Directed by prolific music-video producer Nabil Elderkin, the video opens on an interrogation room in which acclaimed actor Don Cheadle appears to interrogate Lamar and administer a lie-detector test. Cheadle raps at the beginning, and eventually Cheadle and Lamar trade off lyrics until the polygraph gets the better of Cheadle. The second portion of the video packs a lot of rapid-fire visuals to complement the lyrical flow; there's even a quick view of the Snoop Dogg and Tupac Shakur poster, and appearances by Schoolboy Q and others.

1. OK Go, "Obsession"

From Hungry Ghosts (Paracadute)

The ever-visionary OK Go have landed in the top five music videos of the year for the second year in a row — although this year, the Los Angeles-by-way-of-Chicago foursome find themselves at number one.

In their video for "Obsession," OK Go and their production team constructed a soundstage backdrop composed of 567 printers, where they coordinated music, printer output and stop-motion animation to create another video to capture fans' imaginations. In the opening frames of the video, OK Go quickly silence any would-be detractors by pointing out all the paper from the video was recycled, with proceeds going to Greenpeace.

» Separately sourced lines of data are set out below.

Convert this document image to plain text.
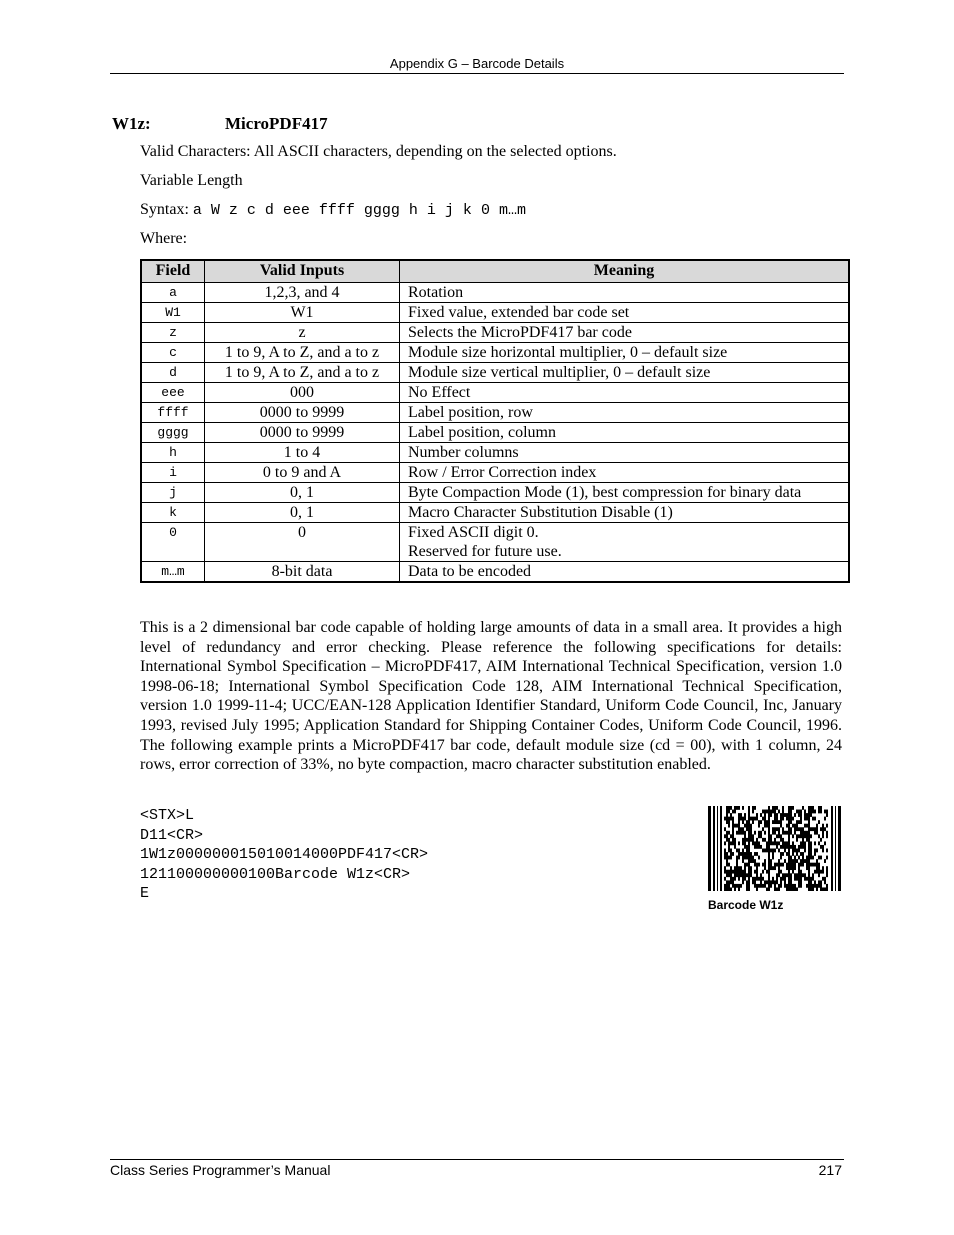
Appendix G – Barcode Details
W1z:	MicroPDF417
Valid Characters: All ASCII characters, depending on the selected options.
Variable Length
Syntax: a W z c d eee ffff gggg h i j k 0 m…m
Where:
Field	Valid Inputs	Meaning
a	1,2,3, and 4	Rotation
W1	W1	Fixed value, extended bar code set
z	z	Selects the MicroPDF417 bar code
c	1 to 9, A to Z, and a to z	Module size horizontal multiplier, 0 – default size
d	1 to 9, A to Z, and a to z	Module size vertical multiplier, 0 – default size
eee	000	No Effect
ffff	0000 to 9999	Label position, row
gggg	0000 to 9999	Label position, column
h	1 to 4	Number columns
i	0 to 9 and A	Row / Error Correction index
j	0, 1	Byte Compaction Mode (1), best compression for binary data
k	0, 1	Macro Character Substitution Disable (1)
0	0	Fixed ASCII digit 0.
Reserved for future use.

m…m	8-bit data	Data to be encoded
This is a 2 dimensional bar code capable of holding large amounts of data in a small area. It provides a high level of redundancy and error checking. Please reference the following specifications for details: International Symbol Specification – MicroPDF417, AIM International Technical Specification, version 1.0 1998-06-18; International Symbol Specification Code 128, AIM International Technical Specification, version 1.0 1999-11-4; UCC/EAN-128 Application Identifier Standard, Uniform Code Council, Inc, January 1993, revised July 1995; Application Standard for Shipping Container Codes, Uniform Code Council, 1996. The following example prints a MicroPDF417 bar code, default module size (cd = 00), with 1 column, 24 rows, error correction of 33%, no byte compaction, macro character substitution enabled.
<STX>L
D11<CR>
1W1z000000015010014000PDF417<CR>
121100000000100Barcode W1z<CR>
E
Barcode W1z
Class Series Programmer’s Manual	217
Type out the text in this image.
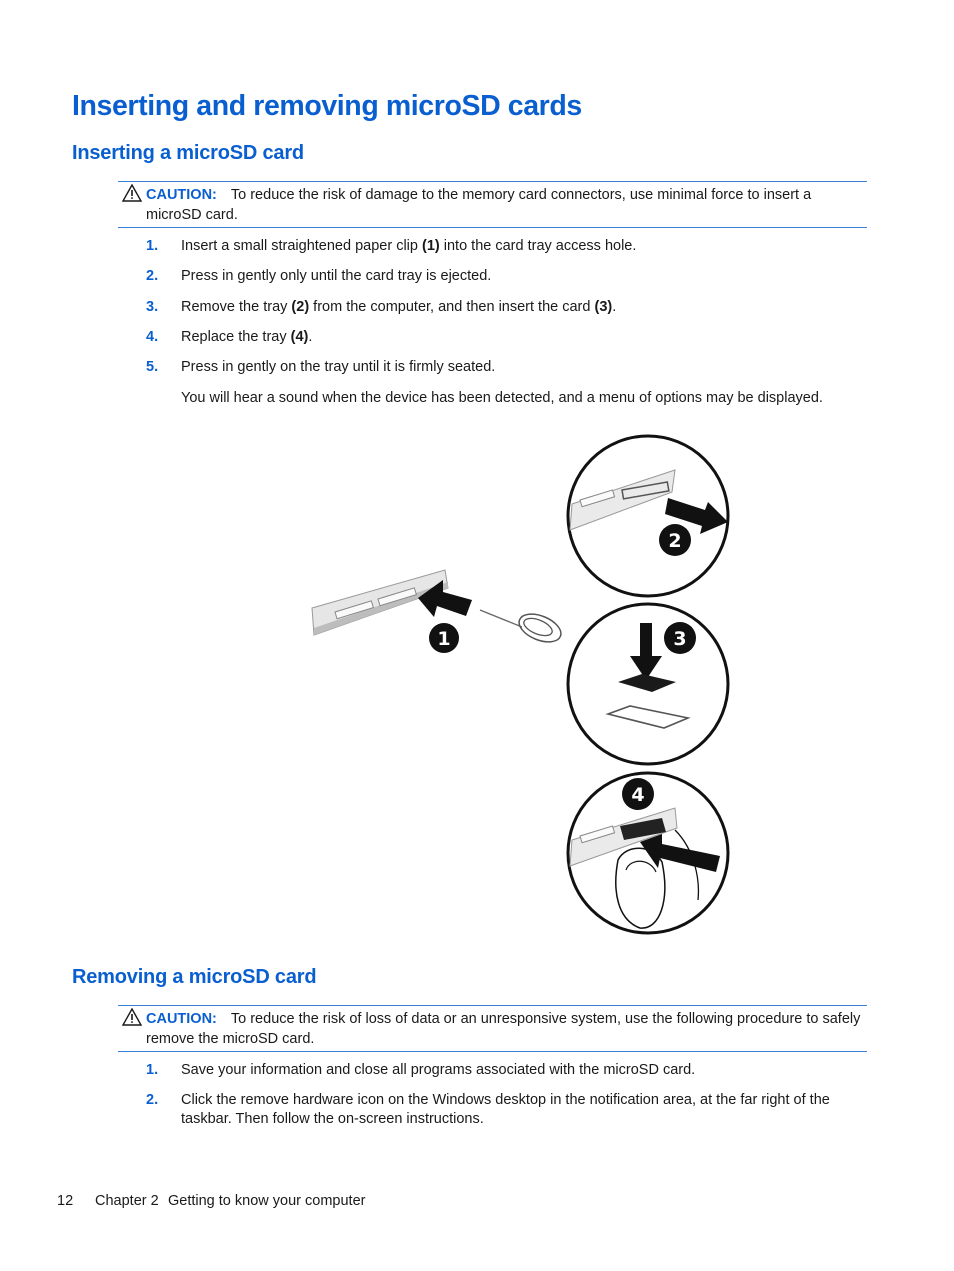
Inserting and removing microSD cards
Inserting a microSD card
CAUTION: To reduce the risk of damage to the memory card connectors, use minimal force to insert a microSD card.
1. Insert a small straightened paper clip (1) into the card tray access hole.
2. Press in gently only until the card tray is ejected.
3. Remove the tray (2) from the computer, and then insert the card (3).
4. Replace the tray (4).
5. Press in gently on the tray until it is firmly seated.
You will hear a sound when the device has been detected, and a menu of options may be displayed.
1
2
3
4
Removing a microSD card
CAUTION: To reduce the risk of loss of data or an unresponsive system, use the following procedure to safely remove the microSD card.
1. Save your information and close all programs associated with the microSD card.
2. Click the remove hardware icon on the Windows desktop in the notification area, at the far right of the taskbar. Then follow the on-screen instructions.
12 Chapter 2 Getting to know your computer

As they've done with other videos, OK Go pull back the curtain a little bit to give viewers a glimpse into the making of the video, revealing, for instance, the band's harnesses and the camera's dolly tracks. And because OK Go's videos have been used by classroom teachers in STEM-related fields, the band recently partnered with the University of St. Thomas in St. Paul to launch OK Go Sandbox, an online portal that teaches students and educators ways to combine music and engineering.